Call for experts to create German government funded Robo-Advisor for ESG investment products

Software will screen every European retail fund and help pension funds with mandates, makers say.

The German Government is funding the development of a ‘Robo-Advisor’ to help European pension funds, banks and retail investors identify suitable ESG investment products.
The government, in partnership with other funders, has provided €1m to climate think tank 2° Investing Initiative to drive the project, which it is hoped will help bring the sustainability retail market to scale.
Software is being developed that assesses the non-financial characteristics – initially focused on the climate profile – of every retail fund in Europe. From a climate perspective, it will benchmark the capital expenditure of firms against the climate scenarios of the International Energy Agency to assess alignment with a 2°C pathway. The result allows a judgment on the climate alignment of different funds. Beyond this, other ESG criteria and sustainable finance labels will be incorporated in the platform.
A ‘beta’ prototype of a website is slated for autumn where individuals can answer a series of questions on topics such as nuclear power, gender and other non-financial priorities. It screens the results against its database of fund profiles and provides a list of suitable options, which customers can then take to their banks or investment advisors, rather than relying on in-house advice.
“We’re not trying to ‘rate’ funds through the software,” explained Jakob Thoma, Director and Co-Founder of 2° Investing Initiative, adding: “We want to be like a Skyscanner for retail investment.” Skyscanner is a popular website that aggregates flight information from numerous airlines and holiday companies globally, to enable potential customers to search for the most appropriate option available across the market within a few minutes.The same software will also be able to be used by pension funds and banks themselves, 2° Investing Initiative told RI. The recent proposals from the High Level Expert Group on Sustainable Finance, which have been more-or-less transposed into the European Commission’s recent Action Plan on Financing Sustainable Growth, call for changes to rules for both sectors.
As part of updates to investor duties, European pension funds are expected to come under regulatory pressure to survey their beneficiaries to establish their environmental and social preferences, and invest accordingly. 2° Investing Initiative expects the new software to enable pension funds to complete these surveys more easily and directly integrate their beneficiaries profile into investment mandates.
Based on HLEG’s recommendations, the EU is also mulling changes to MIFID II, to force banks and insurance providers to ask potential customers for their sustainability preferences when deciding the most appropriate products to offer.

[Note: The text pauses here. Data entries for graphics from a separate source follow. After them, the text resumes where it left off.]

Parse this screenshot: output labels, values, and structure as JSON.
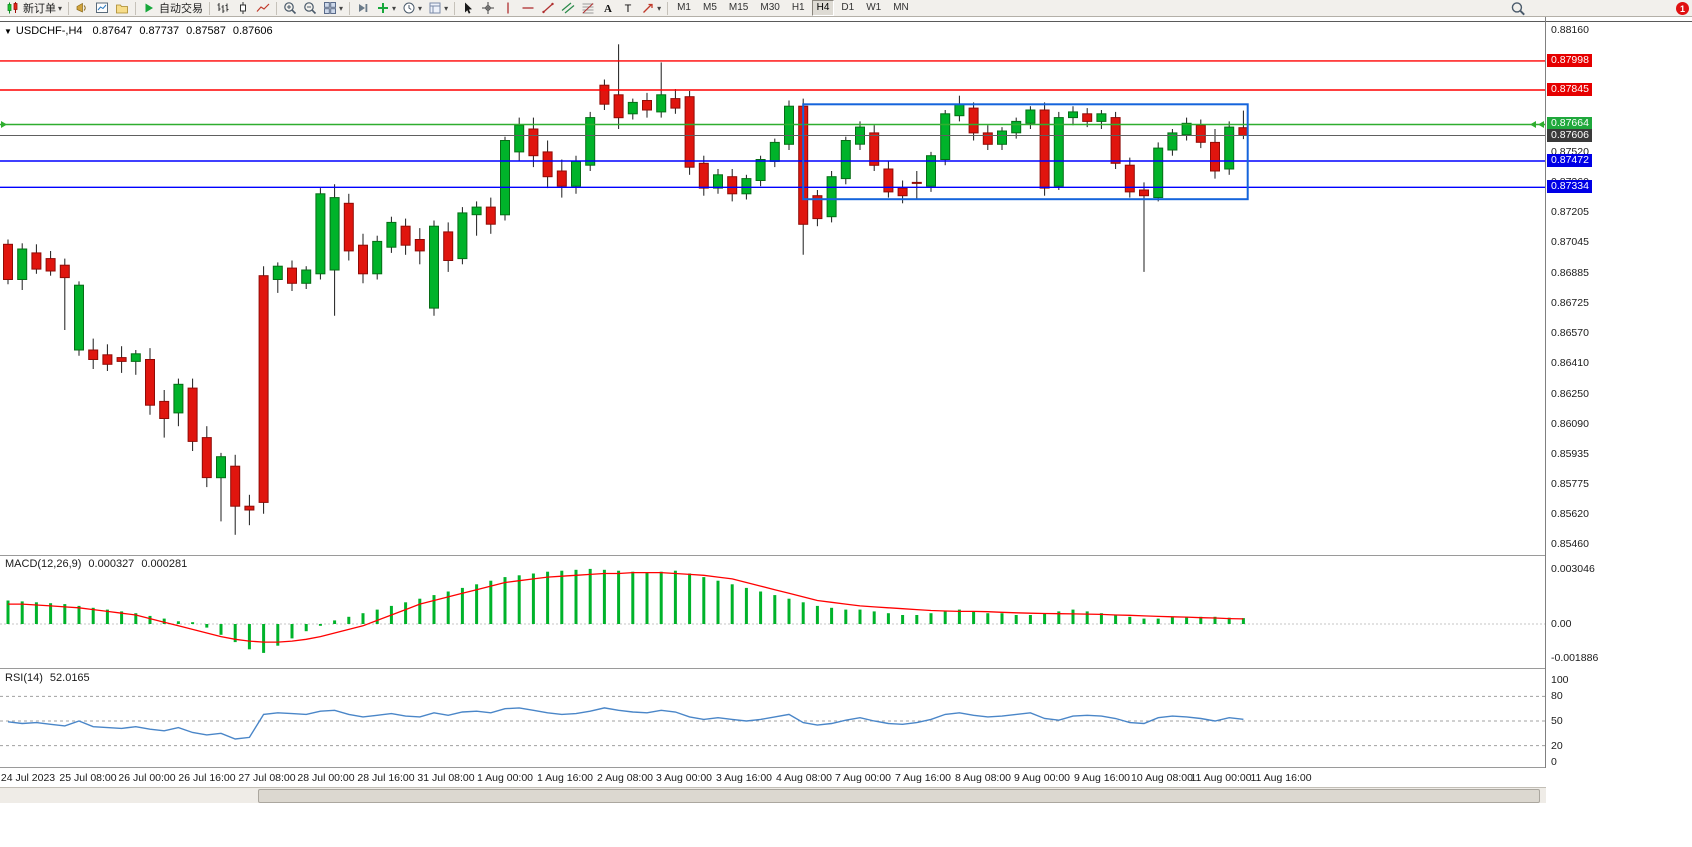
{
  "toolbar": {
    "groups": [
      [
        {
          "name": "new-order-button",
          "icon": "candles",
          "label": "新订单",
          "caret": true
        }
      ],
      [
        {
          "name": "alerts-button",
          "icon": "megaphone"
        },
        {
          "name": "new-chart-button",
          "icon": "new-chart"
        },
        {
          "name": "profiles-button",
          "icon": "profiles"
        }
      ],
      [
        {
          "name": "auto-trading-button",
          "icon": "play",
          "label": "自动交易"
        }
      ],
      [
        {
          "name": "bar-chart-button",
          "icon": "bars"
        },
        {
          "name": "candle-chart-button",
          "icon": "candle"
        },
        {
          "name": "line-chart-button",
          "icon": "linechart"
        }
      ],
      [
        {
          "name": "zoom-in-button",
          "icon": "zoom-in"
        },
        {
          "name": "zoom-out-button",
          "icon": "zoom-out"
        },
        {
          "name": "tile-windows-button",
          "icon": "tile",
          "caret": true
        }
      ],
      [
        {
          "name": "step-forward-button",
          "icon": "step"
        },
        {
          "name": "indicators-button",
          "icon": "add",
          "caret": true
        },
        {
          "name": "periods-button",
          "icon": "clock",
          "caret": true
        },
        {
          "name": "templates-button",
          "icon": "template",
          "caret": true
        }
      ],
      [
        {
          "name": "cursor-button",
          "icon": "cursor"
        },
        {
          "name": "crosshair-button",
          "icon": "crosshair"
        },
        {
          "name": "vertical-line-button",
          "icon": "vline"
        },
        {
          "name": "horizontal-line-button",
          "icon": "hline"
        },
        {
          "name": "trendline-button",
          "icon": "trendline"
        },
        {
          "name": "channel-button",
          "icon": "channel"
        },
        {
          "name": "fibonacci-button",
          "icon": "fibo"
        },
        {
          "name": "text-button",
          "icon": "text-A"
        },
        {
          "name": "label-button",
          "icon": "text-T"
        },
        {
          "name": "arrows-button",
          "icon": "arrows",
          "caret": true
        }
      ]
    ],
    "timeframes": [
      "M1",
      "M5",
      "M15",
      "M30",
      "H1",
      "H4",
      "D1",
      "W1",
      "MN"
    ],
    "active_timeframe": "H4",
    "notification_count": "1"
  },
  "chart": {
    "symbol_period": "USDCHF-,H4",
    "open": "0.87647",
    "high": "0.87737",
    "low": "0.87587",
    "close": "0.87606"
  },
  "indicators": {
    "macd_label": "MACD(12,26,9)",
    "macd_value": "0.000327",
    "macd_signal_value": "0.000281",
    "rsi_label": "RSI(14)",
    "rsi_value": "52.0165"
  },
  "price_axis": {
    "ticks": [
      "0.88160",
      "0.87520",
      "0.87360",
      "0.87205",
      "0.87045",
      "0.86885",
      "0.86725",
      "0.86570",
      "0.86410",
      "0.86250",
      "0.86090",
      "0.85935",
      "0.85775",
      "0.85620",
      "0.85460"
    ],
    "badges": [
      {
        "label": "0.87998",
        "bg": "#e60000",
        "fg": "#ffffff"
      },
      {
        "label": "0.87845",
        "bg": "#e60000",
        "fg": "#ffffff"
      },
      {
        "label": "0.87664",
        "bg": "#1fa83c",
        "fg": "#ffffff"
      },
      {
        "label": "0.87606",
        "bg": "#3a3a3a",
        "fg": "#ffffff"
      },
      {
        "label": "0.87472",
        "bg": "#0000e6",
        "fg": "#ffffff"
      },
      {
        "label": "0.87334",
        "bg": "#0000e6",
        "fg": "#ffffff"
      }
    ],
    "macd_ticks": [
      "0.003046",
      "0.00",
      "-0.001886"
    ],
    "rsi_ticks": [
      "100",
      "80",
      "50",
      "20",
      "0"
    ]
  },
  "time_axis": [
    "24 Jul 2023",
    "25 Jul 08:00",
    "26 Jul 00:00",
    "26 Jul 16:00",
    "27 Jul 08:00",
    "28 Jul 00:00",
    "28 Jul 16:00",
    "31 Jul 08:00",
    "1 Aug 00:00",
    "1 Aug 16:00",
    "2 Aug 08:00",
    "3 Aug 00:00",
    "3 Aug 16:00",
    "4 Aug 08:00",
    "7 Aug 00:00",
    "7 Aug 16:00",
    "8 Aug 08:00",
    "9 Aug 00:00",
    "9 Aug 16:00",
    "10 Aug 08:00",
    "11 Aug 00:00",
    "11 Aug 16:00"
  ],
  "chart_data": [
    {
      "type": "candlestick",
      "title": "USDCHF-,H4",
      "timeframe": "H4",
      "ohlc_current": {
        "open": 0.87647,
        "high": 0.87737,
        "low": 0.87587,
        "close": 0.87606
      },
      "up_color": "#00b32a",
      "down_color": "#e0150e",
      "y_range": [
        0.8546,
        0.8816
      ],
      "candles": [
        [
          0.87035,
          0.8706,
          0.86825,
          0.8685
        ],
        [
          0.8685,
          0.8704,
          0.86795,
          0.8701
        ],
        [
          0.8699,
          0.87035,
          0.8688,
          0.86905
        ],
        [
          0.8696,
          0.87,
          0.8687,
          0.86895
        ],
        [
          0.86925,
          0.8696,
          0.86585,
          0.8686
        ],
        [
          0.8648,
          0.8684,
          0.8645,
          0.8682
        ],
        [
          0.8648,
          0.8654,
          0.8638,
          0.8643
        ],
        [
          0.86455,
          0.8651,
          0.8637,
          0.86405
        ],
        [
          0.8644,
          0.865,
          0.8636,
          0.8642
        ],
        [
          0.8642,
          0.8648,
          0.8635,
          0.8646
        ],
        [
          0.8643,
          0.8649,
          0.8614,
          0.8619
        ],
        [
          0.8621,
          0.8627,
          0.8602,
          0.8612
        ],
        [
          0.8615,
          0.8633,
          0.8608,
          0.863
        ],
        [
          0.8628,
          0.8633,
          0.8595,
          0.86
        ],
        [
          0.8602,
          0.8608,
          0.8576,
          0.8581
        ],
        [
          0.8581,
          0.8594,
          0.8558,
          0.8592
        ],
        [
          0.8587,
          0.8593,
          0.8551,
          0.8566
        ],
        [
          0.8566,
          0.8572,
          0.8556,
          0.8564
        ],
        [
          0.8687,
          0.8692,
          0.8562,
          0.8568
        ],
        [
          0.8685,
          0.8694,
          0.8678,
          0.8692
        ],
        [
          0.8691,
          0.8695,
          0.8679,
          0.8683
        ],
        [
          0.8683,
          0.8692,
          0.868,
          0.869
        ],
        [
          0.8688,
          0.8733,
          0.8685,
          0.873
        ],
        [
          0.869,
          0.8735,
          0.8666,
          0.8728
        ],
        [
          0.8725,
          0.873,
          0.8695,
          0.87
        ],
        [
          0.8703,
          0.8709,
          0.8683,
          0.8688
        ],
        [
          0.8688,
          0.8708,
          0.8685,
          0.8705
        ],
        [
          0.8702,
          0.8718,
          0.8699,
          0.8715
        ],
        [
          0.8713,
          0.8717,
          0.8698,
          0.8703
        ],
        [
          0.8706,
          0.8712,
          0.8693,
          0.87
        ],
        [
          0.867,
          0.8716,
          0.8666,
          0.8713
        ],
        [
          0.871,
          0.8715,
          0.8689,
          0.8695
        ],
        [
          0.8696,
          0.8723,
          0.8693,
          0.872
        ],
        [
          0.8719,
          0.8726,
          0.8708,
          0.8723
        ],
        [
          0.8723,
          0.8728,
          0.8709,
          0.8714
        ],
        [
          0.8719,
          0.876,
          0.8716,
          0.8758
        ],
        [
          0.8752,
          0.877,
          0.8747,
          0.8766
        ],
        [
          0.8764,
          0.877,
          0.8744,
          0.875
        ],
        [
          0.8752,
          0.8758,
          0.8733,
          0.8739
        ],
        [
          0.8742,
          0.8748,
          0.8728,
          0.8734
        ],
        [
          0.8734,
          0.875,
          0.873,
          0.8747
        ],
        [
          0.8745,
          0.8773,
          0.8742,
          0.877
        ],
        [
          0.8787,
          0.879,
          0.8774,
          0.8777
        ],
        [
          0.8782,
          0.88085,
          0.8764,
          0.877
        ],
        [
          0.8772,
          0.878,
          0.8769,
          0.8778
        ],
        [
          0.8779,
          0.8783,
          0.877,
          0.8774
        ],
        [
          0.8773,
          0.8799,
          0.877,
          0.8782
        ],
        [
          0.878,
          0.8785,
          0.8772,
          0.8775
        ],
        [
          0.8781,
          0.8784,
          0.874,
          0.8744
        ],
        [
          0.8746,
          0.875,
          0.8729,
          0.8733
        ],
        [
          0.8733,
          0.8743,
          0.873,
          0.874
        ],
        [
          0.8739,
          0.8743,
          0.8726,
          0.873
        ],
        [
          0.873,
          0.874,
          0.8727,
          0.8738
        ],
        [
          0.8737,
          0.875,
          0.8734,
          0.8748
        ],
        [
          0.8747,
          0.8759,
          0.8744,
          0.8757
        ],
        [
          0.8756,
          0.8779,
          0.8753,
          0.8776
        ],
        [
          0.8776,
          0.878,
          0.8698,
          0.8714
        ],
        [
          0.8729,
          0.8732,
          0.8713,
          0.8717
        ],
        [
          0.8718,
          0.8742,
          0.8715,
          0.8739
        ],
        [
          0.8738,
          0.876,
          0.8735,
          0.8758
        ],
        [
          0.8756,
          0.8768,
          0.8753,
          0.8765
        ],
        [
          0.8762,
          0.8766,
          0.8742,
          0.8745
        ],
        [
          0.8743,
          0.8747,
          0.8728,
          0.8731
        ],
        [
          0.8733,
          0.8737,
          0.8725,
          0.8729
        ],
        [
          0.8736,
          0.8742,
          0.8727,
          0.87355
        ],
        [
          0.8734,
          0.8752,
          0.8731,
          0.875
        ],
        [
          0.8748,
          0.8774,
          0.8745,
          0.8772
        ],
        [
          0.8771,
          0.87815,
          0.8768,
          0.8777
        ],
        [
          0.8775,
          0.8778,
          0.8758,
          0.8762
        ],
        [
          0.8762,
          0.8766,
          0.8753,
          0.8756
        ],
        [
          0.8756,
          0.8765,
          0.8753,
          0.8763
        ],
        [
          0.8762,
          0.877,
          0.8759,
          0.8768
        ],
        [
          0.8767,
          0.8776,
          0.8764,
          0.8774
        ],
        [
          0.8774,
          0.8778,
          0.8729,
          0.8733
        ],
        [
          0.8734,
          0.8773,
          0.8732,
          0.877
        ],
        [
          0.877,
          0.8776,
          0.8766,
          0.8773
        ],
        [
          0.8772,
          0.8775,
          0.8765,
          0.8768
        ],
        [
          0.8768,
          0.8774,
          0.8764,
          0.8772
        ],
        [
          0.877,
          0.8773,
          0.8743,
          0.8746
        ],
        [
          0.8745,
          0.8749,
          0.8728,
          0.8731
        ],
        [
          0.8732,
          0.8736,
          0.8689,
          0.8729
        ],
        [
          0.8728,
          0.8757,
          0.8726,
          0.8754
        ],
        [
          0.8753,
          0.8764,
          0.875,
          0.8762
        ],
        [
          0.8761,
          0.877,
          0.8758,
          0.8767
        ],
        [
          0.8766,
          0.8769,
          0.8754,
          0.8757
        ],
        [
          0.8757,
          0.8764,
          0.8738,
          0.8742
        ],
        [
          0.8743,
          0.8768,
          0.874,
          0.8765
        ],
        [
          0.87647,
          0.87737,
          0.87587,
          0.87606
        ]
      ],
      "levels": [
        {
          "price": 0.87998,
          "color": "#ff0000",
          "style": "solid",
          "name": "resistance-line-1"
        },
        {
          "price": 0.87845,
          "color": "#ff0000",
          "style": "solid",
          "name": "resistance-line-2"
        },
        {
          "price": 0.87664,
          "color": "#2fae2f",
          "style": "solid",
          "name": "green-level-line"
        },
        {
          "price": 0.87606,
          "color": "#606060",
          "style": "solid",
          "name": "current-price"
        },
        {
          "price": 0.87472,
          "color": "#0000ff",
          "style": "solid",
          "name": "support-line-1"
        },
        {
          "price": 0.87334,
          "color": "#0000ff",
          "style": "solid",
          "name": "support-line-2"
        }
      ],
      "rectangle": {
        "bar_start": 56.0,
        "bar_end": 87.3,
        "price_top": 0.8777,
        "price_bottom": 0.87272,
        "color": "#1464dc"
      }
    },
    {
      "type": "bar",
      "name": "MACD(12,26,9)",
      "histogram_color": "#00b32a",
      "signal_color": "#ff0000",
      "y_ticks": [
        0.003046,
        0,
        -0.001886
      ],
      "histogram": [
        0.0013,
        0.00125,
        0.0012,
        0.00115,
        0.0011,
        0.001,
        0.0009,
        0.0008,
        0.0007,
        0.0006,
        0.00045,
        0.0003,
        0.00015,
        0.0001,
        -0.0002,
        -0.0006,
        -0.001,
        -0.0014,
        -0.0016,
        -0.0012,
        -0.0008,
        -0.0004,
        -0.0001,
        0.0002,
        0.0004,
        0.0006,
        0.0008,
        0.001,
        0.0012,
        0.0014,
        0.0016,
        0.0018,
        0.002,
        0.0022,
        0.0024,
        0.0026,
        0.0027,
        0.0028,
        0.0029,
        0.00295,
        0.003,
        0.00305,
        0.003,
        0.00295,
        0.0029,
        0.00285,
        0.0029,
        0.00295,
        0.0028,
        0.0026,
        0.0024,
        0.0022,
        0.002,
        0.0018,
        0.0016,
        0.0014,
        0.0012,
        0.001,
        0.0009,
        0.0008,
        0.0008,
        0.0007,
        0.0006,
        0.0005,
        0.0005,
        0.0006,
        0.0007,
        0.0008,
        0.0007,
        0.0006,
        0.0006,
        0.0005,
        0.0005,
        0.0006,
        0.0007,
        0.0008,
        0.0007,
        0.0006,
        0.0005,
        0.0004,
        0.0003,
        0.0003,
        0.0004,
        0.0004,
        0.0004,
        0.0004,
        0.00035,
        0.000327
      ],
      "signal": [
        0.0011,
        0.0011,
        0.00105,
        0.001,
        0.00095,
        0.0009,
        0.0008,
        0.0007,
        0.0006,
        0.0005,
        0.0003,
        0.0001,
        -0.0001,
        -0.0003,
        -0.0005,
        -0.0007,
        -0.00085,
        -0.00095,
        -0.001,
        -0.001,
        -0.00095,
        -0.00085,
        -0.0007,
        -0.0005,
        -0.0003,
        -0.0001,
        0.0002,
        0.0005,
        0.0008,
        0.0011,
        0.0013,
        0.0015,
        0.0017,
        0.0019,
        0.0021,
        0.0023,
        0.0024,
        0.0025,
        0.0026,
        0.00265,
        0.0027,
        0.00275,
        0.0028,
        0.0028,
        0.00285,
        0.00285,
        0.00285,
        0.0028,
        0.00275,
        0.0027,
        0.0026,
        0.0025,
        0.0023,
        0.0021,
        0.0019,
        0.0017,
        0.0015,
        0.0013,
        0.0012,
        0.0011,
        0.001,
        0.00095,
        0.0009,
        0.00085,
        0.0008,
        0.00075,
        0.00072,
        0.0007,
        0.0007,
        0.00068,
        0.00065,
        0.00062,
        0.0006,
        0.00058,
        0.00057,
        0.00056,
        0.00055,
        0.00053,
        0.0005,
        0.00048,
        0.00045,
        0.00042,
        0.0004,
        0.00038,
        0.00035,
        0.00033,
        0.0003,
        0.000281
      ]
    },
    {
      "type": "line",
      "name": "RSI(14)",
      "last_value": 52.0165,
      "line_color": "#4a86c8",
      "levels": [
        80,
        50,
        20
      ],
      "y_ticks": [
        100,
        80,
        50,
        20,
        0
      ],
      "values": [
        49,
        47,
        48,
        46,
        44,
        50,
        43,
        42,
        41,
        43,
        40,
        38,
        42,
        36,
        33,
        35,
        28,
        30,
        58,
        60,
        59,
        58,
        62,
        63,
        58,
        55,
        57,
        59,
        56,
        55,
        60,
        57,
        61,
        62,
        60,
        65,
        66,
        63,
        60,
        58,
        59,
        62,
        66,
        63,
        61,
        60,
        63,
        61,
        55,
        52,
        54,
        52,
        50,
        52,
        55,
        58,
        48,
        45,
        47,
        51,
        54,
        50,
        47,
        46,
        48,
        52,
        58,
        60,
        57,
        55,
        56,
        58,
        60,
        53,
        51,
        56,
        57,
        56,
        53,
        48,
        47,
        54,
        56,
        55,
        53,
        50,
        54,
        52.0165
      ]
    }
  ]
}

The software will also be able to be used by banking staff to make these assessments without requiring formal training.
The software will use 2° Investing Initiative’s climate-related asset level data as its basis, but the NGO told RI it was issuing “an open call to any other experts that want to get involved” – particularly those with ratings and labels or data on other environmental and social aspects.
“We’re open to working with partners to provide their expertise,” explained Thoma. “We want leaders in different fields to come together to contribute to this project.